Scheme sizzler: FSU and Jimbo Fisher’s bootleg with receiver motion

ponderingThe Hurricanes edged out the Seminoles 38-34 in last night’s wonderful, if unexpected, coming out party for Jacory Harris and Christian Ponder. Mark Whipple, Miami’s new offensive coordinator, is — for the moment, at least — the new offensive genius in the state of Florida, and I will definitely cover his Jacory-led-West-Coast-offense-meets-the-Greatest-Show-On Turf-Attack in the near future. (I could swear that he had a section of his callsheet called “Instant thirty-yard gain off a play-action pass — for First Down use only.”) But Jimbo Fisher, FSU’s offensive coordinator, called a pretty nice game himself, and until the final drive Miami’s defense showed little ability to stop FSU quarterback Christian Ponder, who had just shy of 300 yards passing. Fisher gashed Miami’s defense several times with a bevy of plays, including a could wonderful, if not unlikely, quarterback draws with a lead back and a pulling guard.

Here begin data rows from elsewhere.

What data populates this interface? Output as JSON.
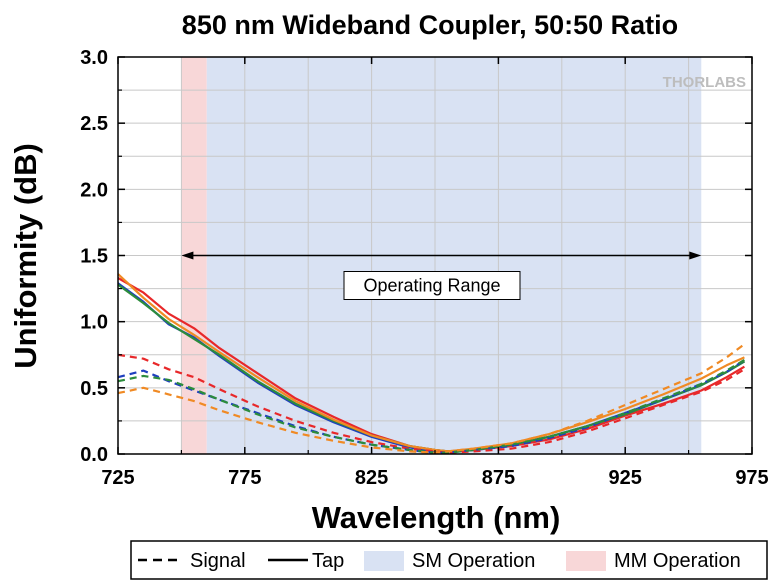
{
  "chart_data": {
    "type": "line",
    "title": "850 nm Wideband Coupler, 50:50 Ratio",
    "xlabel": "Wavelength (nm)",
    "ylabel": "Uniformity (dB)",
    "xlim": [
      725,
      975
    ],
    "ylim": [
      0,
      3.0
    ],
    "x_ticks": [
      725,
      775,
      825,
      875,
      925,
      975
    ],
    "x_tick_labels": [
      "725",
      "775",
      "825",
      "875",
      "925",
      "975"
    ],
    "y_ticks": [
      0,
      0.5,
      1.0,
      1.5,
      2.0,
      2.5,
      3.0
    ],
    "y_tick_labels": [
      "0.0",
      "0.5",
      "1.0",
      "1.5",
      "2.0",
      "2.5",
      "3.0"
    ],
    "grid": true,
    "watermark": "THORLABS",
    "regions": [
      {
        "name": "MM Operation",
        "x_range": [
          750,
          760
        ],
        "color": "#f8d7d8"
      },
      {
        "name": "SM Operation",
        "x_range": [
          760,
          955
        ],
        "color": "#d9e2f3"
      }
    ],
    "annotation": {
      "text": "Operating Range",
      "x_range": [
        750,
        955
      ],
      "y": 1.5
    },
    "series": [
      {
        "color": "#e8282a",
        "style": "solid",
        "x": [
          725,
          735,
          745,
          755,
          765,
          780,
          795,
          810,
          825,
          840,
          850,
          855,
          865,
          880,
          895,
          910,
          925,
          940,
          955,
          965,
          972
        ],
        "y": [
          1.33,
          1.22,
          1.06,
          0.95,
          0.8,
          0.61,
          0.42,
          0.28,
          0.15,
          0.06,
          0.03,
          0.02,
          0.03,
          0.06,
          0.11,
          0.19,
          0.29,
          0.38,
          0.48,
          0.58,
          0.66
        ]
      },
      {
        "color": "#1f3fbf",
        "style": "solid",
        "x": [
          725,
          735,
          745,
          755,
          765,
          780,
          795,
          810,
          825,
          840,
          850,
          855,
          865,
          880,
          895,
          910,
          925,
          940,
          955,
          965,
          972
        ],
        "y": [
          1.29,
          1.15,
          0.98,
          0.88,
          0.74,
          0.54,
          0.37,
          0.24,
          0.13,
          0.05,
          0.02,
          0.02,
          0.03,
          0.07,
          0.13,
          0.21,
          0.31,
          0.41,
          0.52,
          0.62,
          0.7
        ]
      },
      {
        "color": "#2c8c3c",
        "style": "solid",
        "x": [
          725,
          735,
          745,
          755,
          765,
          780,
          795,
          810,
          825,
          840,
          850,
          855,
          865,
          880,
          895,
          910,
          925,
          940,
          955,
          965,
          972
        ],
        "y": [
          1.28,
          1.14,
          0.99,
          0.87,
          0.75,
          0.55,
          0.38,
          0.25,
          0.14,
          0.06,
          0.03,
          0.02,
          0.03,
          0.07,
          0.13,
          0.21,
          0.3,
          0.41,
          0.52,
          0.62,
          0.7
        ]
      },
      {
        "color": "#f08a24",
        "style": "solid",
        "x": [
          725,
          735,
          745,
          755,
          765,
          780,
          795,
          810,
          825,
          840,
          850,
          855,
          865,
          880,
          895,
          910,
          925,
          940,
          955,
          965,
          972
        ],
        "y": [
          1.36,
          1.18,
          1.02,
          0.9,
          0.77,
          0.58,
          0.4,
          0.26,
          0.14,
          0.06,
          0.03,
          0.02,
          0.04,
          0.08,
          0.15,
          0.24,
          0.34,
          0.45,
          0.57,
          0.67,
          0.73
        ]
      },
      {
        "color": "#e8282a",
        "style": "dashed",
        "x": [
          725,
          735,
          745,
          755,
          765,
          780,
          795,
          810,
          825,
          840,
          850,
          855,
          865,
          880,
          895,
          910,
          925,
          940,
          955,
          965,
          972
        ],
        "y": [
          0.75,
          0.72,
          0.64,
          0.58,
          0.49,
          0.36,
          0.25,
          0.16,
          0.09,
          0.04,
          0.02,
          0.01,
          0.02,
          0.04,
          0.09,
          0.17,
          0.27,
          0.37,
          0.47,
          0.56,
          0.64
        ]
      },
      {
        "color": "#1f3fbf",
        "style": "dashed",
        "x": [
          725,
          735,
          745,
          755,
          765,
          780,
          795,
          810,
          825,
          840,
          850,
          855,
          865,
          880,
          895,
          910,
          925,
          940,
          955,
          965,
          972
        ],
        "y": [
          0.58,
          0.63,
          0.55,
          0.48,
          0.41,
          0.31,
          0.21,
          0.13,
          0.07,
          0.03,
          0.01,
          0.01,
          0.03,
          0.06,
          0.12,
          0.2,
          0.31,
          0.41,
          0.53,
          0.62,
          0.71
        ]
      },
      {
        "color": "#2c8c3c",
        "style": "dashed",
        "x": [
          725,
          735,
          745,
          755,
          765,
          780,
          795,
          810,
          825,
          840,
          850,
          855,
          865,
          880,
          895,
          910,
          925,
          940,
          955,
          965,
          972
        ],
        "y": [
          0.55,
          0.59,
          0.56,
          0.49,
          0.41,
          0.3,
          0.2,
          0.13,
          0.07,
          0.03,
          0.01,
          0.01,
          0.03,
          0.07,
          0.13,
          0.21,
          0.31,
          0.42,
          0.53,
          0.63,
          0.71
        ]
      },
      {
        "color": "#f08a24",
        "style": "dashed",
        "x": [
          725,
          735,
          745,
          755,
          765,
          780,
          795,
          810,
          825,
          840,
          850,
          855,
          865,
          880,
          895,
          910,
          925,
          940,
          955,
          965,
          972
        ],
        "y": [
          0.46,
          0.5,
          0.45,
          0.4,
          0.33,
          0.24,
          0.16,
          0.1,
          0.05,
          0.02,
          0.01,
          0.02,
          0.04,
          0.08,
          0.15,
          0.25,
          0.37,
          0.49,
          0.61,
          0.73,
          0.83
        ]
      }
    ],
    "legend": {
      "placement": "bottom",
      "entries": [
        {
          "label": "Signal",
          "kind": "dashed",
          "color": "#000000"
        },
        {
          "label": "Tap",
          "kind": "solid",
          "color": "#000000"
        },
        {
          "label": "SM Operation",
          "kind": "fill",
          "color": "#d9e2f3"
        },
        {
          "label": "MM Operation",
          "kind": "fill",
          "color": "#f8d7d8"
        }
      ]
    }
  }
}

The best call of the night was maybe Christian Ponder’s twenty-one yard bootleg pass to Taiwan Easterling that extended the Seminoles’ lead and set the score at 23-14. The play itself was simple, but Fisher had set it up previously: The ‘Noles aligned in a basic “trey” set (tight-end and two receivers to the same side; single runningback; single receiver backside) and motioned the slot receiver into the formation. The first time or two Fisher just called a simple inside zone play to the tight-end side. But down the stretch he called the counter, diagrammed below:

fsu_motionboot

The video below shows the true flavor. Again, the ‘Noles had run the play already, so the defense was ready to jump all over the run play to the frontside. And, further, the man (apparently?) responsible for Easterling, Miami’s #24 Chavez Grant, plays the motion slow and doesn’t follow Easterling full speed. Thus when the linebackers all crash down for the run play — and Ponder makes a nice play to deliver the ball — no one is anywhere near Easterling. See the video below; the bootleg is the second play in the clip. (The first play just appeared to be defeating man coverage; I could not see what any safeties were doing.)

Of course, as good as Fisher’s calls were he wasn’t able to guide his offense into the end zone at the end, and Miami walked away with a victory in one of the best (read: most entertaining) games I’ve seen at least since last year’s Texas Tech-Texas masterpiece. In terms of predictions for both teams, I can only add a few words: If the offenses can keep it up, the difference between BCS game and mid-level bowl will hinge on the defenses; that upcoming Oklahoma-Miami game has taken on a far different complexion than it had just a week ago; and this game may just be a prelude to an eventual Canes-Noles ACC Championship game.